Real estate investments plunge to lowest in a decade

Investment volumes fell 57% YoY in Q4 2019.

Real estate investment volumes in Hong Kong plunged to their lowest level in a decade in the Q4 2019, falling 57% YoY to less than $38b (US$5b), according to the Asia Pacific Capital Trends 2019 report by Real Capital Analytics.

The political unrest that erupted in June pummelled deal-making and investor confidence and dragged down the total for the whole year as well. For 2019, deal volume was down 42% YoY compared to the previous year, totalling only $118.06b (US$15.2b), the report noted.

But even without the unrest denting business appeal, it still would’ve been normal for Hong Kong to experience a slowdown as it is expected to follow this trajectory.

“Hong Kong had two exceptionally strong years in 2017 and 2018 when annual deal volumes exceeded US$25 billion. Such momentum was ultimately unsustainable as the market does not have the same scale of commercial stock compared with other global cities, so the trajectory of normalisation seen in 2019 was a matter of ‘when’ rather than ‘if,’” said David Green-Morgan, RCA’s Managing Director.

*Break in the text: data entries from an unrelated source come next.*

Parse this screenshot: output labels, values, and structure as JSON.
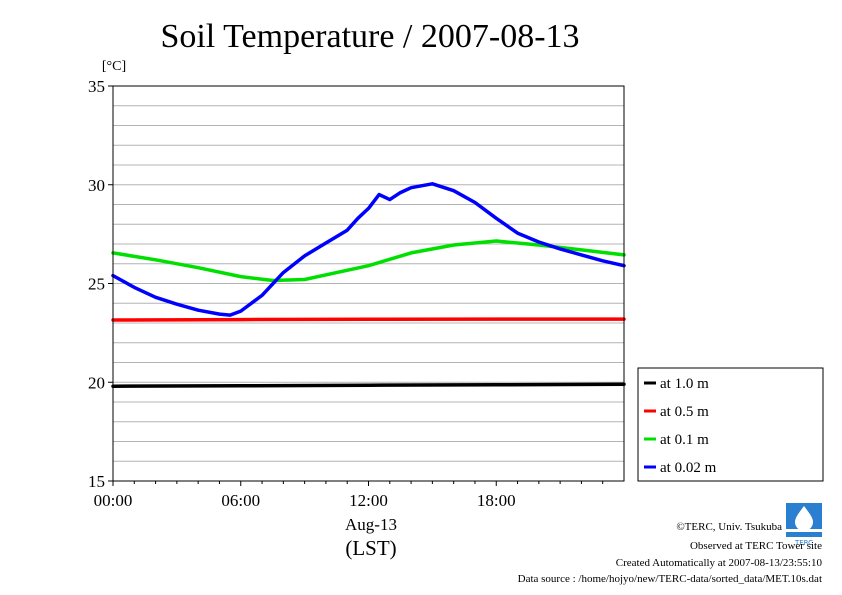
{
  "chart_data": {
    "type": "line",
    "title": "Soil Temperature / 2007-08-13",
    "ylabel": "[°C]",
    "xlabel_date": "Aug-13",
    "xlabel_tz": "(LST)",
    "ylim": [
      15,
      35
    ],
    "yticks": [
      15,
      20,
      25,
      30,
      35
    ],
    "xlim": [
      "00:00",
      "24:00"
    ],
    "xticks": [
      "00:00",
      "06:00",
      "12:00",
      "18:00"
    ],
    "grid": true,
    "legend_position": "right",
    "series": [
      {
        "name": "at 1.0 m",
        "color": "#000000",
        "x": [
          "00:00",
          "06:00",
          "12:00",
          "18:00",
          "24:00"
        ],
        "y": [
          19.8,
          19.82,
          19.85,
          19.87,
          19.9
        ]
      },
      {
        "name": "at 0.5 m",
        "color": "#ff0000",
        "x": [
          "00:00",
          "06:00",
          "12:00",
          "18:00",
          "24:00"
        ],
        "y": [
          23.15,
          23.17,
          23.19,
          23.2,
          23.2
        ]
      },
      {
        "name": "at 0.1 m",
        "color": "#00e000",
        "x": [
          "00:00",
          "02:00",
          "04:00",
          "06:00",
          "07:30",
          "09:00",
          "10:30",
          "12:00",
          "14:00",
          "16:00",
          "18:00",
          "20:00",
          "22:00",
          "24:00"
        ],
        "y": [
          26.55,
          26.2,
          25.8,
          25.35,
          25.15,
          25.2,
          25.55,
          25.9,
          26.55,
          26.95,
          27.15,
          26.95,
          26.7,
          26.45
        ]
      },
      {
        "name": "at 0.02 m",
        "color": "#0000ff",
        "x": [
          "00:00",
          "01:00",
          "02:00",
          "03:00",
          "04:00",
          "05:00",
          "05:30",
          "06:00",
          "07:00",
          "08:00",
          "09:00",
          "10:00",
          "11:00",
          "11:30",
          "12:00",
          "12:30",
          "13:00",
          "13:30",
          "14:00",
          "15:00",
          "16:00",
          "17:00",
          "18:00",
          "19:00",
          "20:00",
          "21:00",
          "22:00",
          "23:00",
          "24:00"
        ],
        "y": [
          25.4,
          24.8,
          24.3,
          23.95,
          23.65,
          23.45,
          23.4,
          23.6,
          24.4,
          25.55,
          26.4,
          27.05,
          27.7,
          28.3,
          28.8,
          29.5,
          29.25,
          29.6,
          29.85,
          30.05,
          29.7,
          29.1,
          28.3,
          27.55,
          27.1,
          26.75,
          26.45,
          26.15,
          25.9
        ]
      }
    ]
  },
  "footer": {
    "copyright": "©TERC, Univ. Tsukuba",
    "site": "Observed at TERC Tower site",
    "created": "Created Automatically at 2007-08-13/23:55:10",
    "source": "Data source : /home/hojyo/new/TERC-data/sorted_data/MET.10s.dat",
    "logo_text": "TERC"
  }
}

“That said, with the demonstrations exacerbating the slowdown and few big deals in the pipeline, there is a real chance that activity in Hong Kong could sink well below its longer-term average in 2020,” he added in a gloomier note.

Green-Morgan expects the slowdown in Hong Kong’s investment activity to continue through the first-half of 2020.

On the COVID-19 outbreak, RCA noted that it is still too early to judge what the impact of the coronavirus will be on real estate investing in APAC.

In Asia Pacific, total investment volume dipped 8% YoY to $1.23t (US$158.5b) in 2019, although this is still the third highest level on record. Cross-border transactions also picked up momentum and market share, with total cross-border investment volume in the region reaching $442.74b (US$57b) during the year. Investor pullback is concentrated in select smaller markets, whilst larger country markets remained unscathed due to investors flocking to the largest and most liquid ‘safe haven’ metropolises.